Bon, soyons honnêtes : Samsung n'est pas la seule entreprise à vouloir nourrir ses algorithmes avec des données utilisateurs. Tout le secteur tech fait la même chose, souvent de façon bien moins transparente. La différence ici, c'est la méthode. Brandir la suppression des données comme conséquence d'un refus, c'est une forme de pression qui a un nom en droit : le consentement contraint. Et dans le cadre du RGPD européen, c'est une zone particulièrement glissante.

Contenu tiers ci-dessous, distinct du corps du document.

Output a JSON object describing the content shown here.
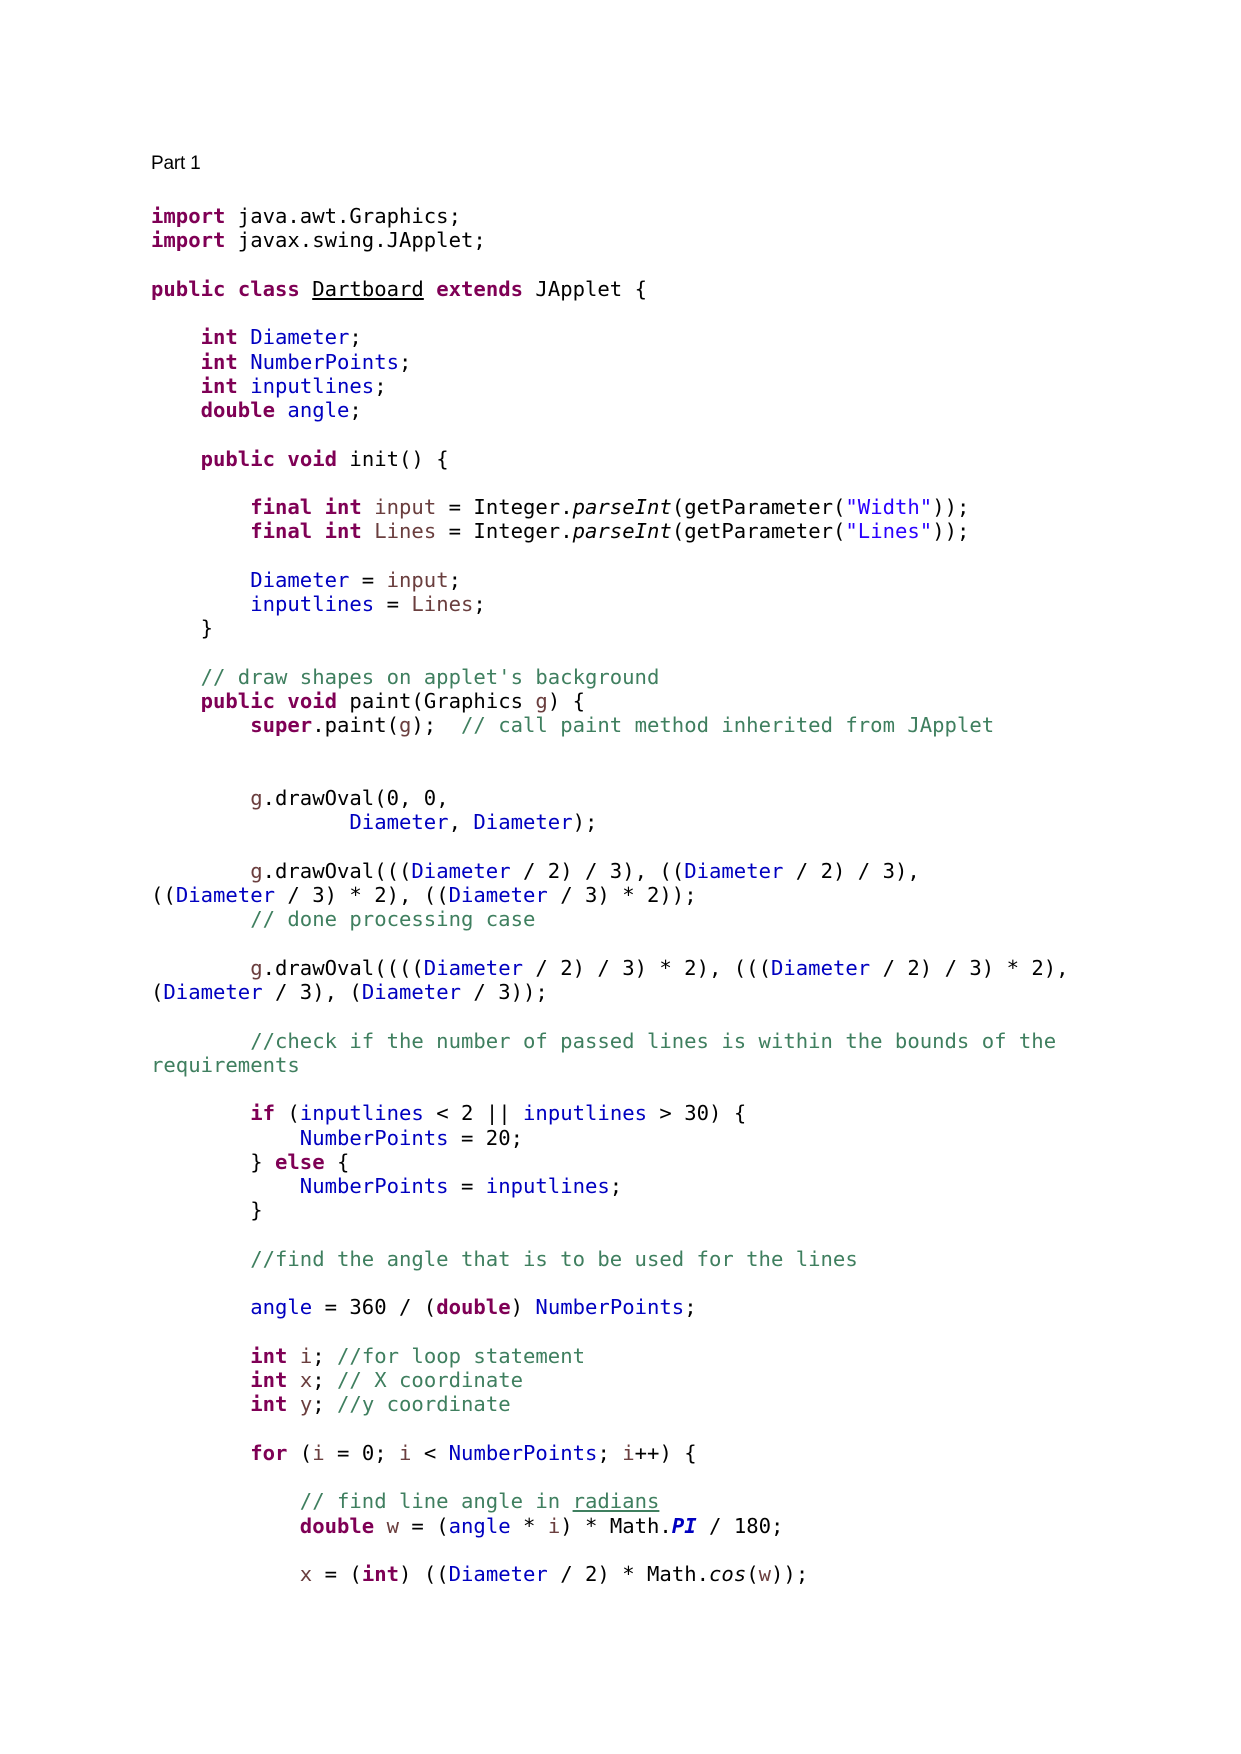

L'entreprise mise tout sur Galaxy AI et sur l'intégration de l'intelligence artificielle dans ses appareils et services. Les Galaxy S25, les Galaxy Z Fold 6 et Z Flip 6, la montre Galaxy Watch 7... tous ces produits embarquent des fonctions IA qui nécessitent des données pour s'améliorer. La logique commerciale est là. Mais elle ne justifie pas tout.

Ce que dit (et ne dit pas) Samsung

La communication officielle de Samsung sur ce point reste floue. On sait que le toggle existe, on sait que le refus entraîne la suppression des données cloud, mais les détails sur la façon dont ces données sont réellement utilisées, anonymisées ou partagées avec des tiers restent dans le brouillard. Ce manque de clarté est précisément ce qui agace le plus dans cette histoire. Pas forcément l'idée d'améliorer une IA avec des données agrégées, mais l'opacité totale sur les conditions réelles de ce partage.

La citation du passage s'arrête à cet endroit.